Introdução
A diabetes mellitus tipo 2 (DMT2) é uma patologia crónica e progressiva, cuja história natural assenta na interação entre fatores ambientais e genéticos predisponentes.
A fisiopatologia subjacente é complexa e engloba três mecanismos principais: o estado de insulinorresistência no tecido muscular, no tecido hepático e a falência da célula beta pancreática. Numa fase inicial, enquanto ocorre uma secreção eficiente de insulina, apesar da insulinorresistência no fígado e músculo, não existe hiperglicemia.
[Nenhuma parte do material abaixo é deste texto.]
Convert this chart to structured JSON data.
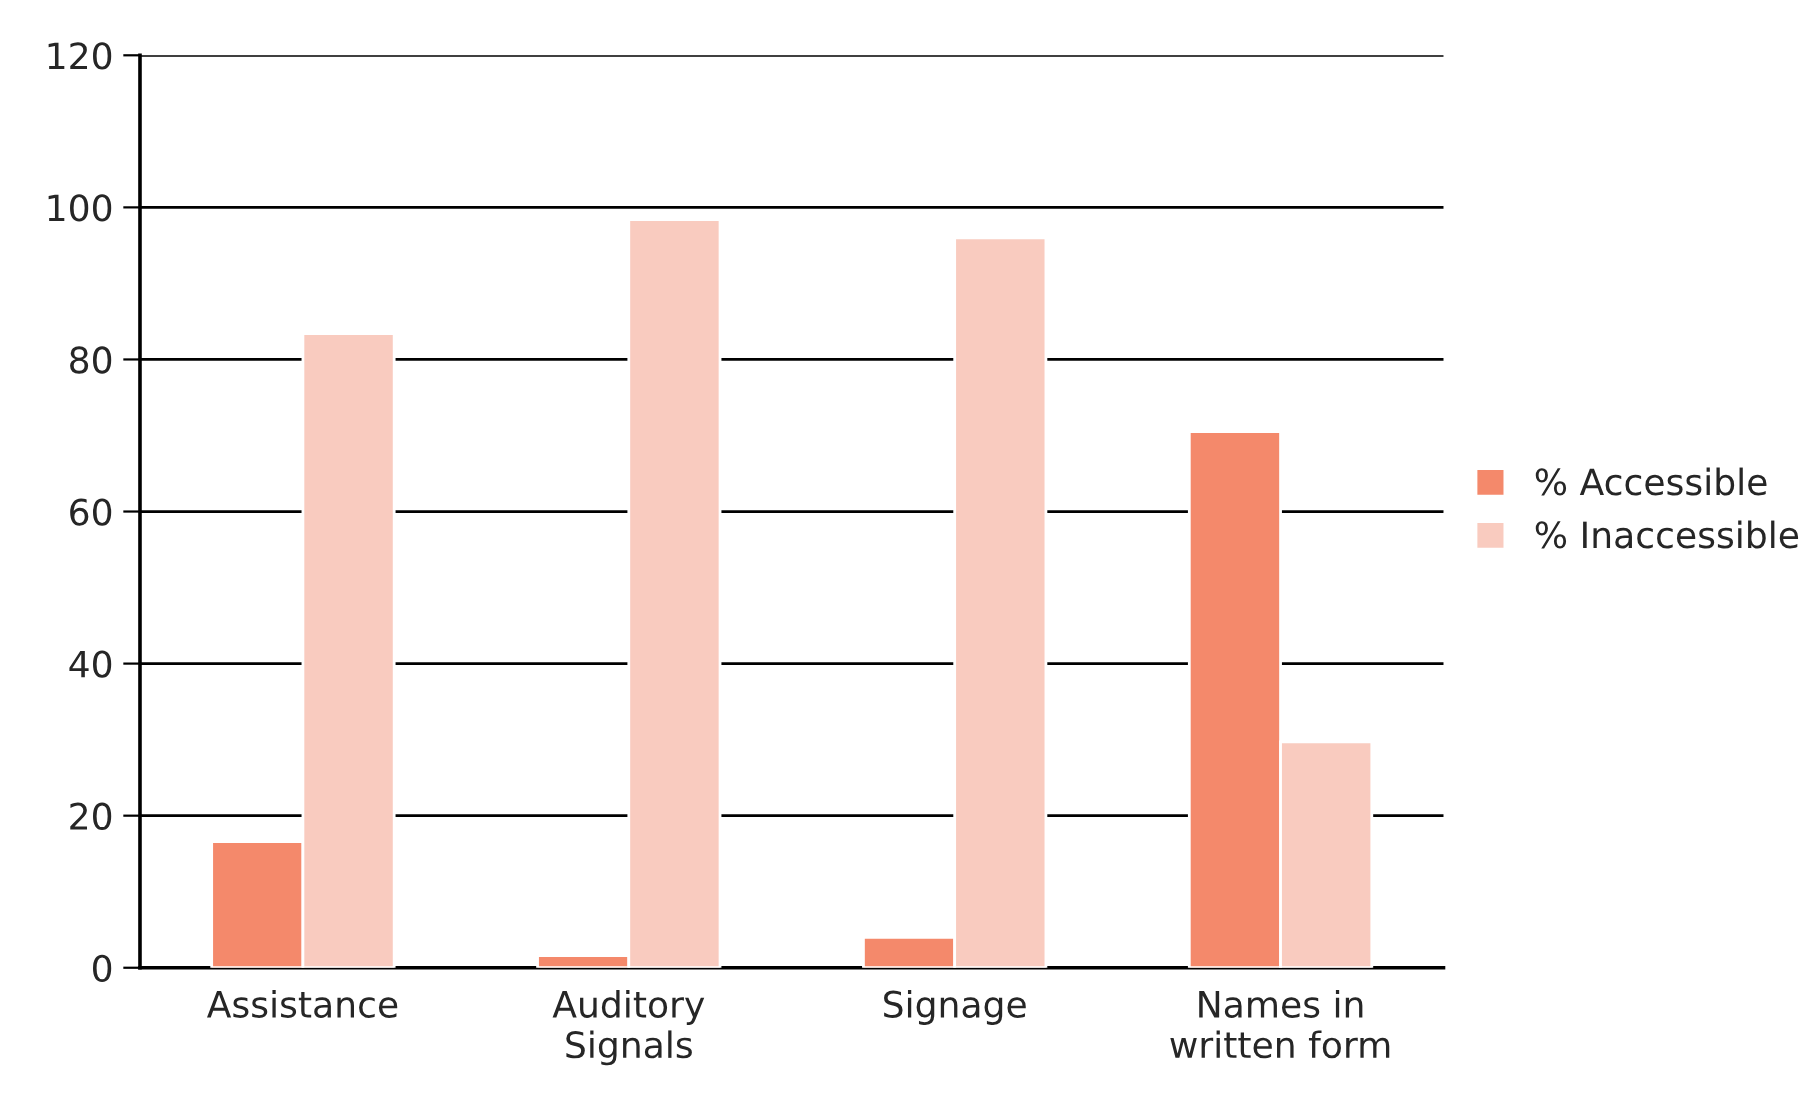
{
  "chart_data": {
    "type": "bar",
    "categories": [
      "Assistance",
      "Auditory\nSignals",
      "Signage",
      "Names in\nwritten form"
    ],
    "series": [
      {
        "name": "% Accessible",
        "color": "#f4896b",
        "values": [
          16.6,
          1.6,
          4,
          70.5
        ]
      },
      {
        "name": "% Inaccessible",
        "color": "#f9cbbf",
        "values": [
          83.4,
          98.4,
          96,
          29.7
        ]
      }
    ],
    "ylim": [
      0,
      120
    ],
    "yticks": [
      0,
      20,
      40,
      60,
      80,
      100,
      120
    ],
    "grid": "y",
    "legend": "right"
  }
}
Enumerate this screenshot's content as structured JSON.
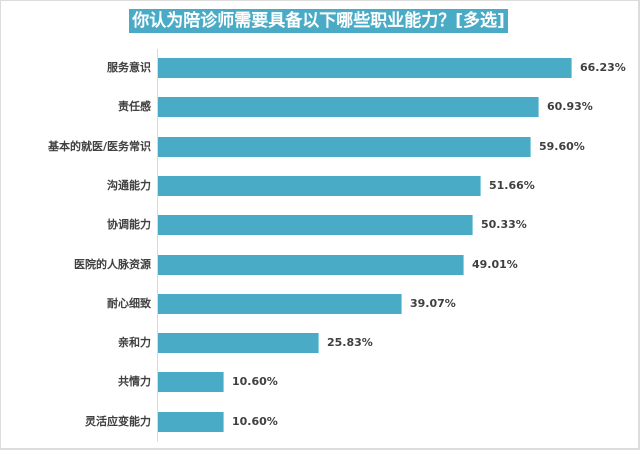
{
  "chart_data": {
    "type": "bar",
    "orientation": "horizontal",
    "title": "你认为陪诊师需要具备以下哪些职业能力？[多选]",
    "xlabel": "",
    "ylabel": "",
    "categories": [
      "服务意识",
      "责任感",
      "基本的就医/医务常识",
      "沟通能力",
      "协调能力",
      "医院的人脉资源",
      "耐心细致",
      "亲和力",
      "共情力",
      "灵活应变能力"
    ],
    "values": [
      66.23,
      60.93,
      59.6,
      51.66,
      50.33,
      49.01,
      39.07,
      25.83,
      10.6,
      10.6
    ],
    "value_labels": [
      "66.23%",
      "60.93%",
      "59.60%",
      "51.66%",
      "50.33%",
      "49.01%",
      "39.07%",
      "25.83%",
      "10.60%",
      "10.60%"
    ],
    "unit": "%",
    "grid": false,
    "legend": null,
    "bar_color": "#4aabc6",
    "title_bg_color": "#4aabc6"
  },
  "title": "你认为陪诊师需要具备以下哪些职业能力？[多选]",
  "rows": [
    {
      "label": "服务意识",
      "value": "66.23%"
    },
    {
      "label": "责任感",
      "value": "60.93%"
    },
    {
      "label": "基本的就医/医务常识",
      "value": "59.60%"
    },
    {
      "label": "沟通能力",
      "value": "51.66%"
    },
    {
      "label": "协调能力",
      "value": "50.33%"
    },
    {
      "label": "医院的人脉资源",
      "value": "49.01%"
    },
    {
      "label": "耐心细致",
      "value": "39.07%"
    },
    {
      "label": "亲和力",
      "value": "25.83%"
    },
    {
      "label": "共情力",
      "value": "10.60%"
    },
    {
      "label": "灵活应变能力",
      "value": "10.60%"
    }
  ]
}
Porém, ao longo da evolução da doença, há progressiva disfunção das células beta, conduzindo à elevação dos níveis de glicose séricos quer em jejum, quer pós-prandiais, levando ao desenvolvimento de DMT2.1 Associa-se a múltiplas complicações, macro e microvasculares, com elevado impacto na qualidade de vida dos doentes.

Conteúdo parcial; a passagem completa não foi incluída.